Being patient was something that I still struggled with, whether it was as Gin Blanco, waiting on a customer to finally make up his mind about his order in the Pork Pit, or as the Spider, holding my position until my target was in exactly the right spot. It was probably the thing that Fletcher and I argued about the most. He said that patience was one of the most important skills for an assassin to have, and he was always telling me to slow down, wait, and let events unfold in my favor, to be absolutely sure of what I was doing before I went all in and committed myself wholeheartedly.

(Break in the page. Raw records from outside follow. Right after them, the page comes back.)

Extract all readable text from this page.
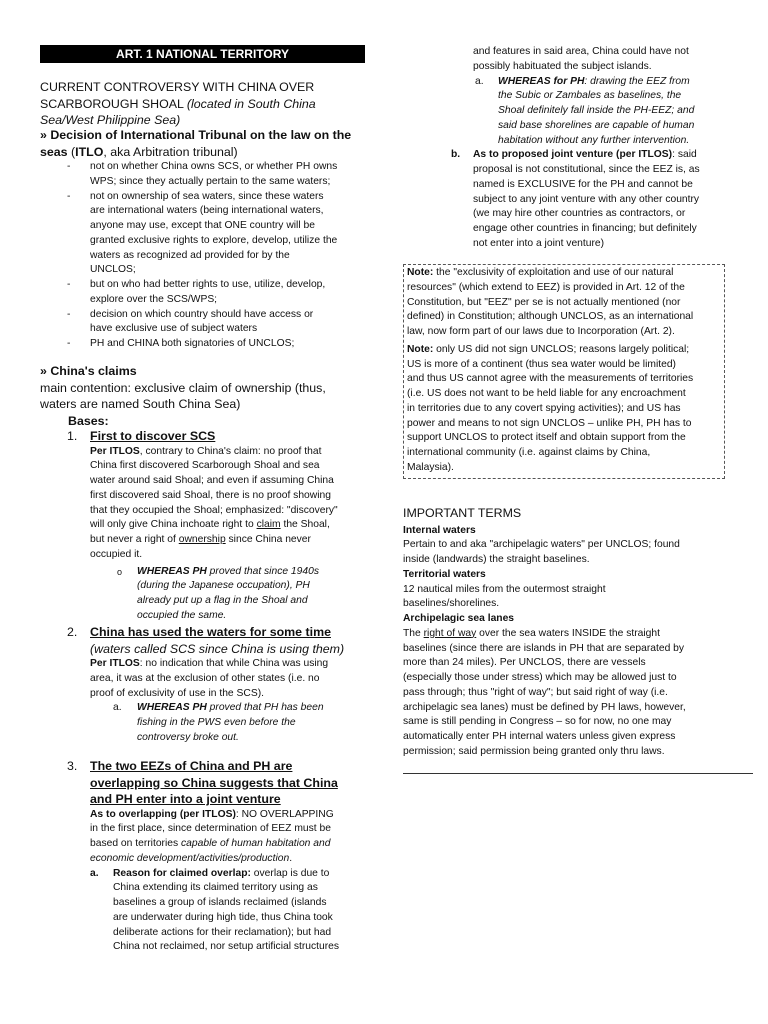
ART. 1 NATIONAL TERRITORY
CURRENT CONTROVERSY WITH CHINA OVER
SCARBOROUGH SHOAL (located in South China
Sea/West Philippine Sea)
» Decision of International Tribunal on the law on the
seas (ITLO, aka Arbitration tribunal)
- not on whether China owns SCS, or whether PH owns
WPS; since they actually pertain to the same waters;
- not on ownership of sea waters, since these waters
are international waters (being international waters,
anyone may use, except that ONE country will be
granted exclusive rights to explore, develop, utilize the
waters as recognized ad provided for by the
UNCLOS;
- but on who had better rights to use, utilize, develop,
explore over the SCS/WPS;
- decision on which country should have access or
have exclusive use of subject waters
- PH and CHINA both signatories of UNCLOS;
» China's claims
main contention: exclusive claim of ownership (thus,
waters are named South China Sea)
Bases:
1. First to discover SCS
Per ITLOS, contrary to China's claim: no proof that
China first discovered Scarborough Shoal and sea
water around said Shoal; and even if assuming China
first discovered said Shoal, there is no proof showing
that they occupied the Shoal; emphasized: "discovery"
will only give China inchoate right to claim the Shoal,
but never a right of ownership since China never
occupied it.
o WHEREAS PH proved that since 1940s
(during the Japanese occupation), PH
already put up a flag in the Shoal and
occupied the same.
2. China has used the waters for some time
(waters called SCS since China is using them)
Per ITLOS: no indication that while China was using
area, it was at the exclusion of other states (i.e. no
proof of exclusivity of use in the SCS).
a. WHEREAS PH proved that PH has been
fishing in the PWS even before the
controversy broke out.
3. The two EEZs of China and PH are
overlapping so China suggests that China
and PH enter into a joint venture
As to overlapping (per ITLOS): NO OVERLAPPING
in the first place, since determination of EEZ must be
based on territories capable of human habitation and
economic development/activities/production.
a. Reason for claimed overlap: overlap is due to
China extending its claimed territory using as
baselines a group of islands reclaimed (islands
are underwater during high tide, thus China took
deliberate actions for their reclamation); but had
China not reclaimed, nor setup artificial structures
and features in said area, China could have not
possibly habituated the subject islands.
a. WHEREAS for PH: drawing the EEZ from
the Subic or Zambales as baselines, the
Shoal definitely fall inside the PH-EEZ; and
said base shorelines are capable of human
habitation without any further intervention.
b. As to proposed joint venture (per ITLOS): said
proposal is not constitutional, since the EEZ is, as
named is EXCLUSIVE for the PH and cannot be
subject to any joint venture with any other country
(we may hire other countries as contractors, or
engage other countries in financing; but definitely
not enter into a joint venture)
Note: the "exclusivity of exploitation and use of our natural
resources" (which extend to EEZ) is provided in Art. 12 of the
Constitution, but "EEZ" per se is not actually mentioned (nor
defined) in Constitution; although UNCLOS, as an international
law, now form part of our laws due to Incorporation (Art. 2).
Note: only US did not sign UNCLOS; reasons largely political;
US is more of a continent (thus sea water would be limited)
and thus US cannot agree with the measurements of territories
(i.e. US does not want to be held liable for any encroachment
in territories due to any covert spying activities); and US has
power and means to not sign UNCLOS – unlike PH, PH has to
support UNCLOS to protect itself and obtain support from the
international community (i.e. against claims by China,
Malaysia).
IMPORTANT TERMS
Internal waters
Pertain to and aka "archipelagic waters" per UNCLOS; found
inside (landwards) the straight baselines.
Territorial waters
12 nautical miles from the outermost straight
baselines/shorelines.
Archipelagic sea lanes
The right of way over the sea waters INSIDE the straight
baselines (since there are islands in PH that are separated by
more than 24 miles). Per UNCLOS, there are vessels
(especially those under stress) which may be allowed just to
pass through; thus "right of way"; but said right of way (i.e.
archipelagic sea lanes) must be defined by PH laws, however,
same is still pending in Congress – so for now, no one may
automatically enter PH internal waters unless given express
permission; said permission being granted only thru laws.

Well, I was sure now, so I dug my nails into the silverstone in my skin and held my tongue, waiting for him to say his piece.
After about three minutes, Fletcher finally nodded. “That might be a smart idea,” he said. “You going out with Sebastian and seeing what he knows.”
I blinked. That wasn’t what I’d expected him to say—not at all. I’d thought that he would warn me to keep my distance from Sebastian. Maybe Fletcher finally realized that I could keep my emotions in check. Maybe he was finally fully trusting me to see a job through to the end, despite the unexpected complications that had come up. Maybe the old man finally understood that I was all grown up and capable of making my own decisions. That I was my own person now and not just the lost little girl he’d trained in his own image.